University of Bayreuth, Press release No. 047/2021, 20 April 2021
University of Bayreuth researching new generation of carbon fibre for high-tech applications
Carbon fibre is an indispensable component of high-tech materials in many industries. Scientists at the University of Bayreuth are now seeking to research and develop a new generation of carbon fibre. The material is to be characterised by increased strength, remain stable even at temperatures of more than 400 degrees Celsius, and thus enable an even broader range of technological application. The German Research Foundation (DFG) will fund the project from May 2021 for the next three years to the tune of more than € 600,000.
Composite materials containing carbon fibre are used today in aviation, automotive, aerospace, construction, wind turbines, but also in medical and sports products. Carbon fibre is produced industrially from carbon-containing raw materials. They are very light and have excellent mechanical properties, for example they have more than 35 times the strength of human hair. Hence fibre-reinforced plastics and fibre-reinforced ceramics are superior to many other materials, and actually, it is impossible to imagine innovative industries without them. However, the carbon fibres that have been used to date have one disadvantage that significantly limits their possible application. At temperatures above 400 degrees Celsius, they begin to oxidise and consequently become unstable.
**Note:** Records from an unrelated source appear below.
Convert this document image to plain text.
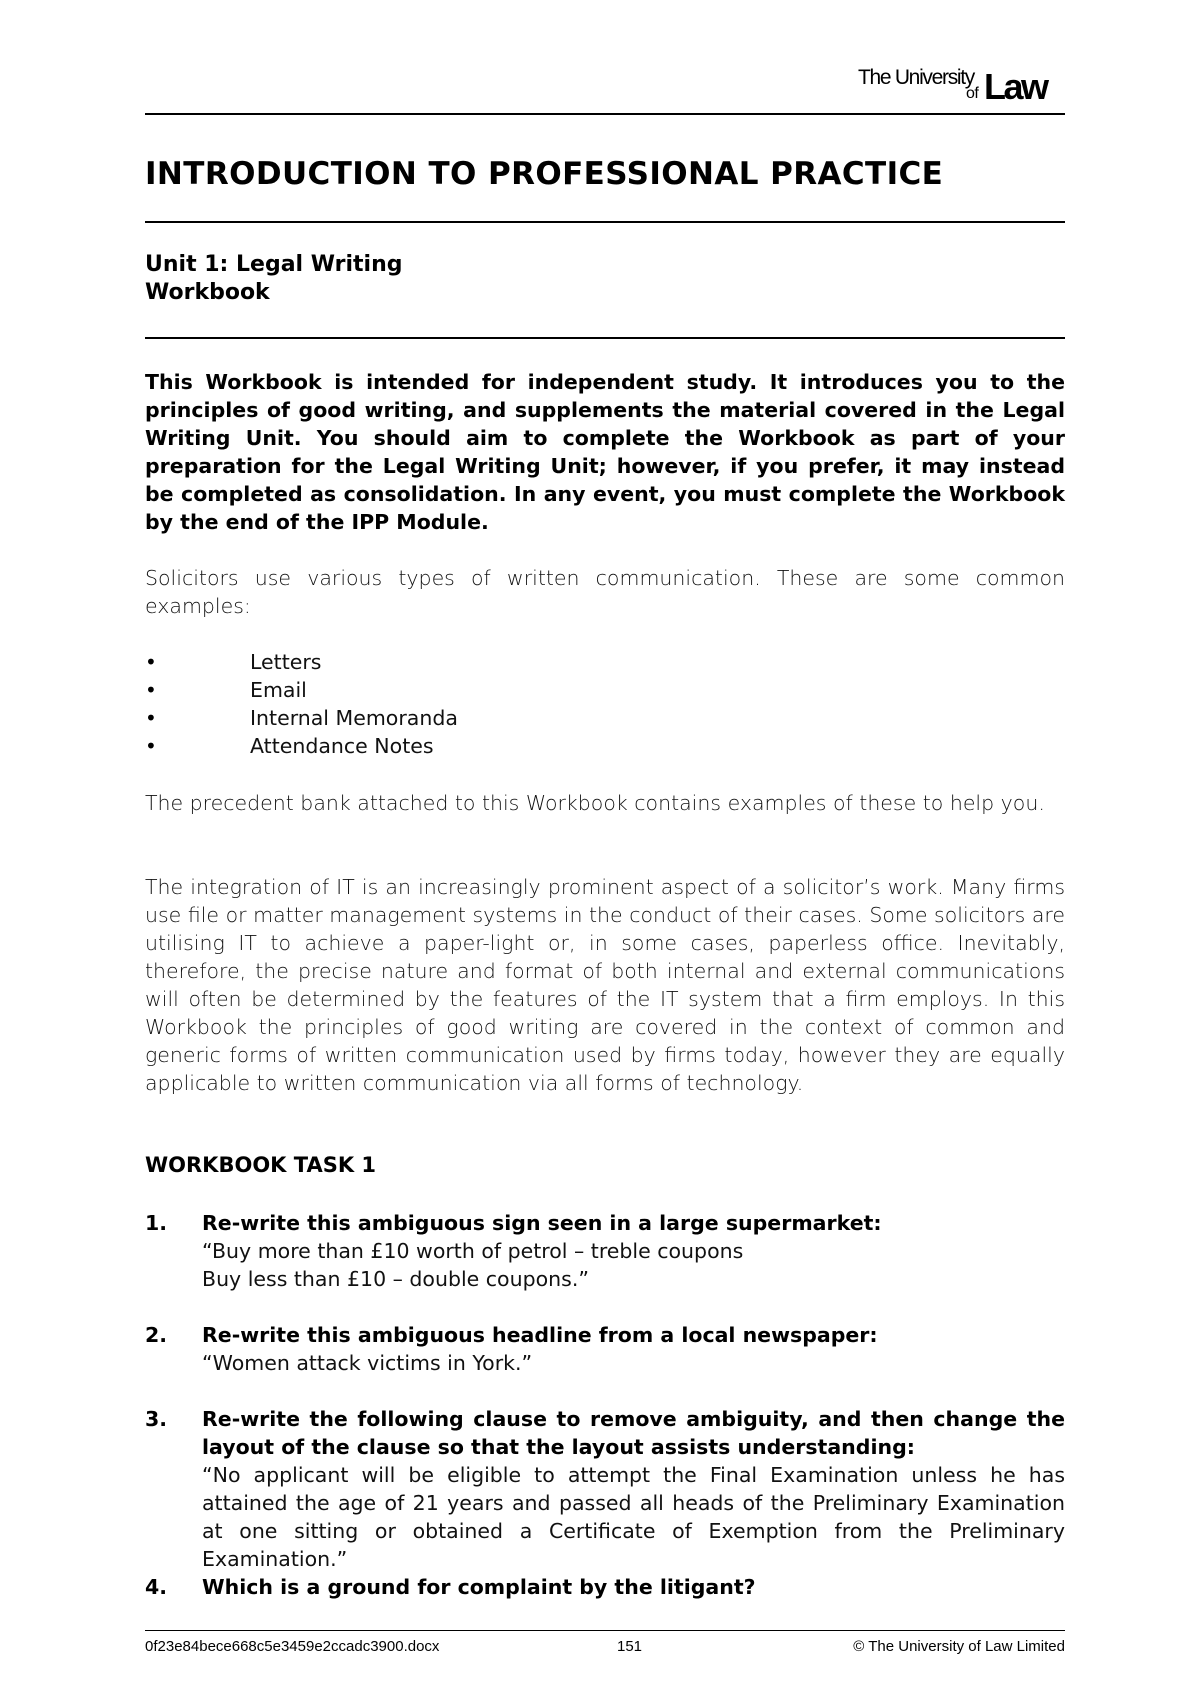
The University
of Law
INTRODUCTION TO PROFESSIONAL PRACTICE
Unit 1: Legal Writing
Workbook
This Workbook is intended for independent study. It introduces you to the principles of good writing, and supplements the material covered in the Legal Writing Unit. You should aim to complete the Workbook as part of your preparation for the Legal Writing Unit; however, if you prefer, it may instead be completed as consolidation. In any event, you must complete the Workbook by the end of the IPP Module.
Solicitors use various types of written communication. These are some common examples:
•	Letters
•	Email
•	Internal Memoranda
•	Attendance Notes
The precedent bank attached to this Workbook contains examples of these to help you.
The integration of IT is an increasingly prominent aspect of a solicitor’s work. Many firms use file or matter management systems in the conduct of their cases. Some solicitors are utilising IT to achieve a paper-light or, in some cases, paperless office. Inevitably, therefore, the precise nature and format of both internal and external communications will often be determined by the features of the IT system that a firm employs. In this Workbook the principles of good writing are covered in the context of common and generic forms of written communication used by firms today, however they are equally applicable to written communication via all forms of technology.
WORKBOOK TASK 1
1. Re-write this ambiguous sign seen in a large supermarket:
“Buy more than £10 worth of petrol – treble coupons
Buy less than £10 – double coupons.”
2. Re-write this ambiguous headline from a local newspaper:
“Women attack victims in York.”
3. Re-write the following clause to remove ambiguity, and then change the layout of the clause so that the layout assists understanding:
“No applicant will be eligible to attempt the Final Examination unless he has attained the age of 21 years and passed all heads of the Preliminary Examination at one sitting or obtained a Certificate of Exemption from the Preliminary Examination.”
4. Which is a ground for complaint by the litigant?
0f23e84bece668c5e3459e2ccadc3900.docx	151	© The University of Law Limited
As a result, they are not suitable for technological applications in which composite materials have to be heat-resistant for longer periods of time, or they have to be protected at great expense.
The new research project at the University of Bayreuth therefore aims to develop a new generation of carbon-based fibres that can be further processed into composite materials without much technical effort, but remain stable even at very high temperatures, and have increased strength. The project combines research experience from macromolecular chemistry and ceramic materials technology. It uses state-of-the-art research technology that has been established in these fields at the University of Bayreuth in recent years. Of particular importance are the production of polymers characterised by the desired structures and properties, as well as electrospinning, which enables the production of the finely structured polymer fibres. This will be followed by the processes of curing and pyrolysis, so that the spun fibres finally represent a tailor-made reinforcement of plastics or ceramics.
"Currently, we are seeing that the global market for carbon-based fibres is growing very fast. These fibres have recently gained real strategic importance for innovative high-tech developments. Thanks to the generous funding from the DFG, we in Bayreuth will be able to make important contributions to this dynamic development," says PD Dr. Günter Motz from the Ceramic Materials Engineering research group. Prof. Dr. Andreas Greiner, Chair of Macromolecular Chemistry II, adds: "We will involve young scientists in the demanding research work of the new project right from the outset, for example within the framework of our elite study programme 'Macromolecular Science' in the Elite Network Bavaria, and even in the master's degree programmes 'Polymer Science' and 'Materials Science & Engineering'".